Engineering challenges of integrating Claude into a production Streamlit app.
Background
In my previous post, I wrote about teaching AI to review regression reports. That effort used Amp directly via conversation threads.
The next step was integrating that capability into LocDB Tools — a Streamlit app I’ve been building for my team to boost our efficiency and work quality.
The goal: analysts upload a regression report CSV, click a button, and get an AI-generated dashboard like summary of the most impactful changes.
Along the way I encountered a few challenges.
The Data Size Problem
I initially prototyped this using the Amp SDK, which spawns a CLI subprocess and pipes prompts through stdin. Simple enough—until your prompt is 600KB.
Analysis failed: Amp SDK error: Separator is not found, and chunk exceed the limit
Unix stdin has buffer limits (~64KB). Our regression reports regularly exceed that. The raw CSV alone was ~600KB before adding any prompt instructions.
This prompted me to rethink the SDK approach.
The Solution: Hybrid Aggregation
Instead of sending raw CSV data to the AI agent, I pre-process it in Python:
CSV File (600KB, ~150K tokens)
↓
Python Aggregation (regression_aggregator.py)
↓
Aggregated JSON (25KB, ~9K tokens)
↓
Claude API (36KB prompt)
↓
HTML Report (22KB)
The aggregation preserves what matters:
- Summary statistics
- Anomalies (Country=NONE, cross-country misplacements)
- Type transitions with occurrence counts
- Sample rows for each pattern
- High-impact changes ranked by query volume
23x compression while distilling the key analysis details.
From Amp SDK to Bedrock
The Amp SDK worked locally, but hit a wall in the hosted app: it requires the amp CLI binary installed via npm, which can’t run on a Posit Connect deployment (I like Posit because it simplifies deployment).
The fix was switching to Claude (Sonnet 4) via Bedrock — a pure HTTP-based approach:
| Aspect | Amp SDK | Bedrock |
|---|---|---|
| Dependency | amp CLI binary (npm) | requests library (pip) |
| Communication | subprocess stdin/stdout | HTTP POST |
| Posit Compatible | ❌ | ✅ |
| Model | Amp’s default (Opus 4.5) | Claude Sonnet 4 |
The new implementation is straightforward:
BEDROCK_ENDPOINT = "https://bedrock.example.com/converse"
MODEL_ID = "us.anthropic.claude-sonnet-4-20250514-v1:0"
payload = {
"modelId": MODEL_ID,
"messages": [{"role": "user", "content": [{"text": prompt}]}],
"inferenceConfig": {"maxTokens": 16384, "temperature": 0.1}
}
The other advantage to the Bedrock approach is that I can pin to a specific model vs Amp which frequently changes it’s default model.
Streaming Progress UI
Claude takes anywhere from 30-60 seconds to complete its work. To let analysts know it’s working, I added real-time progress updates:
[0.0s] 📊 Preparing data for analysis... — Processing 601,578 bytes of CSV data
[4.4s] 📈 Data aggregated successfully — Reduced to 25,631 bytes (23x compression)

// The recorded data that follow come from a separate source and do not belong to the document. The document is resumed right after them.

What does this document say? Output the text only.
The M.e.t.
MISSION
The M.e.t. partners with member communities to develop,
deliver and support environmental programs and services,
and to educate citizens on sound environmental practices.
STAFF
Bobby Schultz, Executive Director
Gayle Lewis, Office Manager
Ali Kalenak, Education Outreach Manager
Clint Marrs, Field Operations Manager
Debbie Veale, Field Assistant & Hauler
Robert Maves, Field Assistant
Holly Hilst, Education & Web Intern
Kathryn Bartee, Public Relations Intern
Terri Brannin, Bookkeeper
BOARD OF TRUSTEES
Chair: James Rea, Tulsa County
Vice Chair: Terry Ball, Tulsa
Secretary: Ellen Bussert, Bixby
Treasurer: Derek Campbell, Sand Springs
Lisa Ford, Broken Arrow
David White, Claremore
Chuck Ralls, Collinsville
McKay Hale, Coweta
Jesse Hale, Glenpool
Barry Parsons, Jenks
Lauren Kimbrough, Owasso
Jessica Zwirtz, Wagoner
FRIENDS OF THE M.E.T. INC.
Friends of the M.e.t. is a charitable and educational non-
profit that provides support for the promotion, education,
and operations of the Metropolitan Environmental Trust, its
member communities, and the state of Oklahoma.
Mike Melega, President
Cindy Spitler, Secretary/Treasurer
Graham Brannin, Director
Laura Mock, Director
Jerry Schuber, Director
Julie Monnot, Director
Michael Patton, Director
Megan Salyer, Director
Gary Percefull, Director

[4.5s] 🚀 Sending to Claude for analysis... — Prompt size: 36,725 bytes
[8.2s] 📝 Starting HTML generation... — 245 chars
[22.1s] 🌍 Analyzing countries... — 18,500 chars
[50.2s] ✅ Report complete!
The streaming generator yields ProgressUpdate objects as the analysis progresses. Threading bridges the HTTP call with Streamlit:
@dataclass
class ProgressUpdate:
stage: str # 'aggregating', 'connecting', 'thinking', 'generating', 'done'
message: str # User-friendly message
detail: str # Technical detail
progress_pct: int
elapsed_seconds: float
A nice addition to let users know the app hasn’t crashed and gives them insight into what Claude is doing.
Results
| Task | Before | After |
|---|---|---|
| Regression report review | ~8 hours | Seconds + targeted review |
For regression reports alone, at 2-3 per week, we’re looking at 400-900 hours per year saved on initial triage.